In some jurisdictions, bars or even social hosts face liability for providing alcohol to a person who subsequently causes an automobile accident while intoxicated. In Florida, however, bars and restaurants are only liable if they willfully and unlawfully serve or provide alcohol to a person who is under the legal drinking age or if they knowingly serve alcohol to a person who is “habitually addicted” to alcohol. § 768.125, Florida Statutes. In a recent Florida case, the plaintiffs argued that a restaurant had assumed a voluntary duty to keep intoxicated patrons from driving and that its alleged negligence in performing that duty subjected it to liability outside § 768.125.
In De La Torre v. Flanigan’s Enterprises, Inc., the plaintiffs had been injured in a collision with an intoxicated driver. They filed suit against the company that owns and operates the restaurant where the driver had been drinking. The driver became intoxicated while at the restaurant, and the employees stopped serving her alcohol and allegedly started serving her water. She ultimately drove away from the restaurant. Sometime during the night, she entered oncoming traffic and hit the vehicle occupied by the plaintiffs.
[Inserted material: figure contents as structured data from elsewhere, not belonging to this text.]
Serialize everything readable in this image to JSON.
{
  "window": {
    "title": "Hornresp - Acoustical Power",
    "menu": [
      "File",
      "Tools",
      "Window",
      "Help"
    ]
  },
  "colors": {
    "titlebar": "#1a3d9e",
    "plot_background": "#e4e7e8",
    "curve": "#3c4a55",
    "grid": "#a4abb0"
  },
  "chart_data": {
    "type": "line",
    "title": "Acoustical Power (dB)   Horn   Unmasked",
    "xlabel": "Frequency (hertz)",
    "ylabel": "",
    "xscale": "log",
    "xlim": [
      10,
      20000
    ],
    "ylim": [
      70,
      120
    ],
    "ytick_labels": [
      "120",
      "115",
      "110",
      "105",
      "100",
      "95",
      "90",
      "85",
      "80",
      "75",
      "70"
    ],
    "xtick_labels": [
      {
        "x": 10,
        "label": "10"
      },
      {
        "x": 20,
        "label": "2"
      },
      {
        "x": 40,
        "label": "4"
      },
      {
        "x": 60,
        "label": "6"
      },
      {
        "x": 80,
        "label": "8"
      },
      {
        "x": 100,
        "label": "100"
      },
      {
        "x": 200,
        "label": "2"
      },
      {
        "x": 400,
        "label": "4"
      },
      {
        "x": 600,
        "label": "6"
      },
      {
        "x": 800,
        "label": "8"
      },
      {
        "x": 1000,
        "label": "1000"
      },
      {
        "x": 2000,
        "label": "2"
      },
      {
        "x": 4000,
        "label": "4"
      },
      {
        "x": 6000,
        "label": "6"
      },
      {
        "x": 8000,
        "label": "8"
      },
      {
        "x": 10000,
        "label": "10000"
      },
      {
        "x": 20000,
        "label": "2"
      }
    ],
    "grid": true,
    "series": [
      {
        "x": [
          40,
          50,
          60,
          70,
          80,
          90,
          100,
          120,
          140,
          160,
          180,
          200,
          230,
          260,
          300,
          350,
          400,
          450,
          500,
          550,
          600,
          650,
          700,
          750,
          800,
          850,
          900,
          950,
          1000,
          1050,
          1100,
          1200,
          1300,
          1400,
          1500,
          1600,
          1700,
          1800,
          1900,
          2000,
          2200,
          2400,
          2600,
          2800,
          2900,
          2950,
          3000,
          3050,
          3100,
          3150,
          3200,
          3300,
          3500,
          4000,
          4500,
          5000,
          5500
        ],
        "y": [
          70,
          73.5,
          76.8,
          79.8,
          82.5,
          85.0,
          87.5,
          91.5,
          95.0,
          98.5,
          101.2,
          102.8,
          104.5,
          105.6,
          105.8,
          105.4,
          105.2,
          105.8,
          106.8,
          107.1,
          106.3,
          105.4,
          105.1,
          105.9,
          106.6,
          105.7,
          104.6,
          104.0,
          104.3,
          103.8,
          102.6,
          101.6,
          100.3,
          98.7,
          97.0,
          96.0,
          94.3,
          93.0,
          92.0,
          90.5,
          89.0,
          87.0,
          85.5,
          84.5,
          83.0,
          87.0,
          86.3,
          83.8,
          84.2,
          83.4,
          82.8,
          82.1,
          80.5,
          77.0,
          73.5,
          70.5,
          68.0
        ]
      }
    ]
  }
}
The restaurant had an internal policy to prevent intoxicated patrons from driving. The plaintiffs alleged that the policy involved the restaurant employees or law enforcement officers taking keys from patrons and ensuring that they took a cab or left with a sober driver. The plaintiffs sued the company that operated the restaurant, claiming it had undertaken a duty to prevent the driver from driving while intoxicated, but it was negligent. The defendant moved to dismiss, contending that § 768.125 precluded liability. The trial court granted the defendant’s motion, and the plaintiffs appealed.